Vorteil durch Unreife

Warum der Mensch ein so großes Gehirn hat

  • Martin Koch
  • Lesedauer: 3 Min.

Von allen Lebewesen besitzt der Pottwal das größte Gehirn. Dieses kann bis zu zehn Kilogramm schwer werden. Unter den Landtieren liegt der Elefant mit rund fünf Kilogramm vorn, gefolgt vom viel kleineren Homo sapiens, dessen Gehirn im Schnitt immerhin 1,4 Kilo wiegt.

Vergleicht man nun das Gehirngewicht des Menschen mit dem seines nächsten lebenden Verwandten, des Schimpansen, ist der Unterschied wiederum viel größer als man erwarten sollte. Denn bei Schimpansen ist das Gehirn nur 400 Gramm schwer. Und noch etwas fällt auf: Während ein Schimpanse bereits mit 40 Prozent der Gehirngröße eines erwachsenen Tieres geboren wird, beträgt der entsprechende Wert beim Menschen etwa 28 Prozent. Die menschliche Hirnentwicklung erfolgt also großenteils außerhalb des Mutterleibs, was eine lange Kindheit zur Folge hat, die zugleich vorteilhaft ist für die Entfaltung der individuellen Lernfähigkeit. Warum aber wird ein Mensch überhaupt mit einem so »unreifen« Gehirn geboren? Eine Hypothese lautet: Durch den aufrechten Gang hat sich der Beckenkanal der Frau so stark verengt, dass ein Neugeborenes mit einem noch größeren Gehirn bzw.
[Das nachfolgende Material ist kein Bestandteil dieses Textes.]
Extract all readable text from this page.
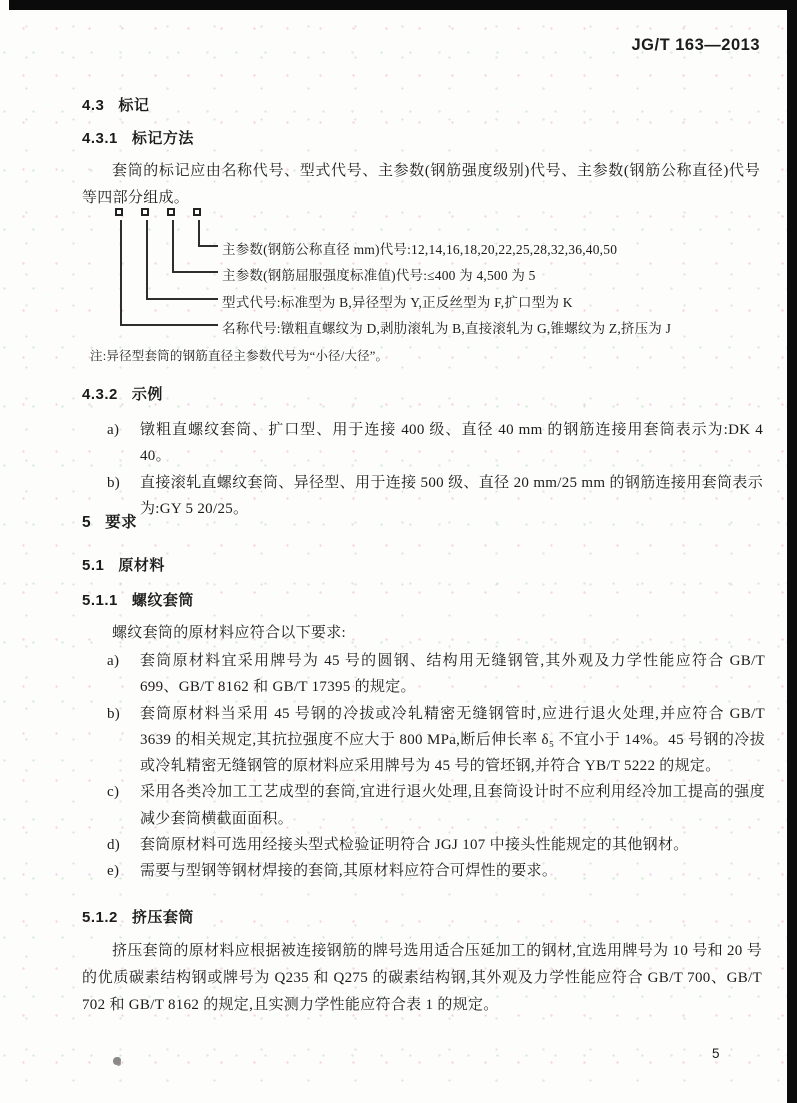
JG/T 163—2013
4.3 标记
4.3.1 标记方法
套筒的标记应由名称代号、型式代号、主参数(钢筋强度级别)代号、主参数(钢筋公称直径)代号等四部分组成。
主参数(钢筋公称直径 mm)代号:12,14,16,18,20,22,25,28,32,36,40,50
主参数(钢筋屈服强度标准值)代号:≤400 为 4,500 为 5
型式代号:标准型为 B,异径型为 Y,正反丝型为 F,扩口型为 K
名称代号:镦粗直螺纹为 D,剥肋滚轧为 B,直接滚轧为 G,锥螺纹为 Z,挤压为 J
注:异径型套筒的钢筋直径主参数代号为“小径/大径”。
4.3.2 示例
a)	镦粗直螺纹套筒、扩口型、用于连接 400 级、直径 40 mm 的钢筋连接用套筒表示为:DK 4 40。
b)	直接滚轧直螺纹套筒、异径型、用于连接 500 级、直径 20 mm/25 mm 的钢筋连接用套筒表示为:GY 5 20/25。
5 要求
5.1 原材料
5.1.1 螺纹套筒
螺纹套筒的原材料应符合以下要求:
a)	套筒原材料宜采用牌号为 45 号的圆钢、结构用无缝钢管,其外观及力学性能应符合 GB/T 699、GB/T 8162 和 GB/T 17395 的规定。
b)	套筒原材料当采用 45 号钢的冷拔或冷轧精密无缝钢管时,应进行退火处理,并应符合 GB/T 3639 的相关规定,其抗拉强度不应大于 800 MPa,断后伸长率 δ₅ 不宜小于 14%。45 号钢的冷拔或冷轧精密无缝钢管的原材料应采用牌号为 45 号的管坯钢,并符合 YB/T 5222 的规定。
c)	采用各类冷加工工艺成型的套筒,宜进行退火处理,且套筒设计时不应利用经冷加工提高的强度减少套筒横截面面积。
d)	套筒原材料可选用经接头型式检验证明符合 JGJ 107 中接头性能规定的其他钢材。
e)	需要与型钢等钢材焊接的套筒,其原材料应符合可焊性的要求。
5.1.2 挤压套筒
挤压套筒的原材料应根据被连接钢筋的牌号选用适合压延加工的钢材,宜选用牌号为 10 号和 20 号的优质碳素结构钢或牌号为 Q235 和 Q275 的碳素结构钢,其外观及力学性能应符合 GB/T 700、GB/T 702 和 GB/T 8162 的规定,且实测力学性能应符合表 1 的规定。
5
Kopf dort kaum mehr hindurchpassen würde. Neuere Untersuchungen relativieren diese Aussage und verweisen auf einen anderen limitierenden Faktor. Danach fällt es der werdenden Mutter mit fortschreitender Schwangerschaft immer schwerer, sich selbst und den Fötus mit Nährstoffen zu versorgen. Nach neun Monaten hat der weibliche Körper seine diesbezüglichen Möglichkeiten erschöpft und leitet die natürliche Geburt ein.

Was dann folgt, ist eine im Tierreich einzigartige Größenzunahme des Gehirns, deren Grundstein allerdings schon im Mutterleib gelegt wird, wie ein japanisches Forscherteam um Tomoko Sakai von der Universität Kyoto jetzt im Fachblatt »Current Biology« (DOI: 10.1016/ j.cub.2012.06.062) berichtet. Die Wissenschaftler hatten erstmals bei zwei schwangeren Schimpansenweibchen zwischen der 14. und 34. Schwangerschaftswoche Ultraschallaufnahmen der Föten gemacht. Die daraus abgeleiteten dreidimensionalen Gehirnbilder wurden anschließend mit den Entwicklungsstufen des menschlichen Gehirns im gleichen Zeitraum verglichen. Ergebnis: Während das Gehirn des menschlichen Fötus in kontinuierlich steigendem Tempo größer wird, fällt die Wachstumsgeschwindigkeit bei einem Schimpansenfötus nicht nur geringer aus, sondern nimmt im Verlauf der Schwangerschaft sogar ab.

In Zahlen: In der 16. Schwangerschaftswoche ist das Gehirn des Schimpansenfötus mit ca. 16 Kubikzentimetern (cm³) nur etwa halb so groß wie das Gehirn eines menschlichen Fötus (34 cm³). Zwar steigt die Geschwindigkeit des Gehirnwachstums bis zur 22. Schwangerschaftswoche bei beiden Arten an. Anschließend setzt sich dieser Prozess aber nur beim Menschen fort. Beim Schimpansen ist das weitere Tempo des Gehirnwachstums bis zur Geburt rückläufig. Und so beträgt der wöchentliche Zuwachs an Gehirnvolumen in der 32. Schwangerschaftswoche beim Schimpansen rund 4 cm³, beim Menschen 26 cm³.

Nach der Trennung der Evolutionslinien beider Arten vor ca. sechs Millionen Jahren haben sich auch die Muster des pränatalen Gehirnwachstums weiter auseinander entwickelt, schreiben die japanischen Forscher. Und sie vermuten, dass nur dank der bereits im Mutterleib erreichten hohen Geschwindigkeit des neuronalen Wachstums der Mensch über ein Gehirn verfügt, welches fast acht Mal größer ist, als man auf Grund seiner Körpermasse erwarten würde.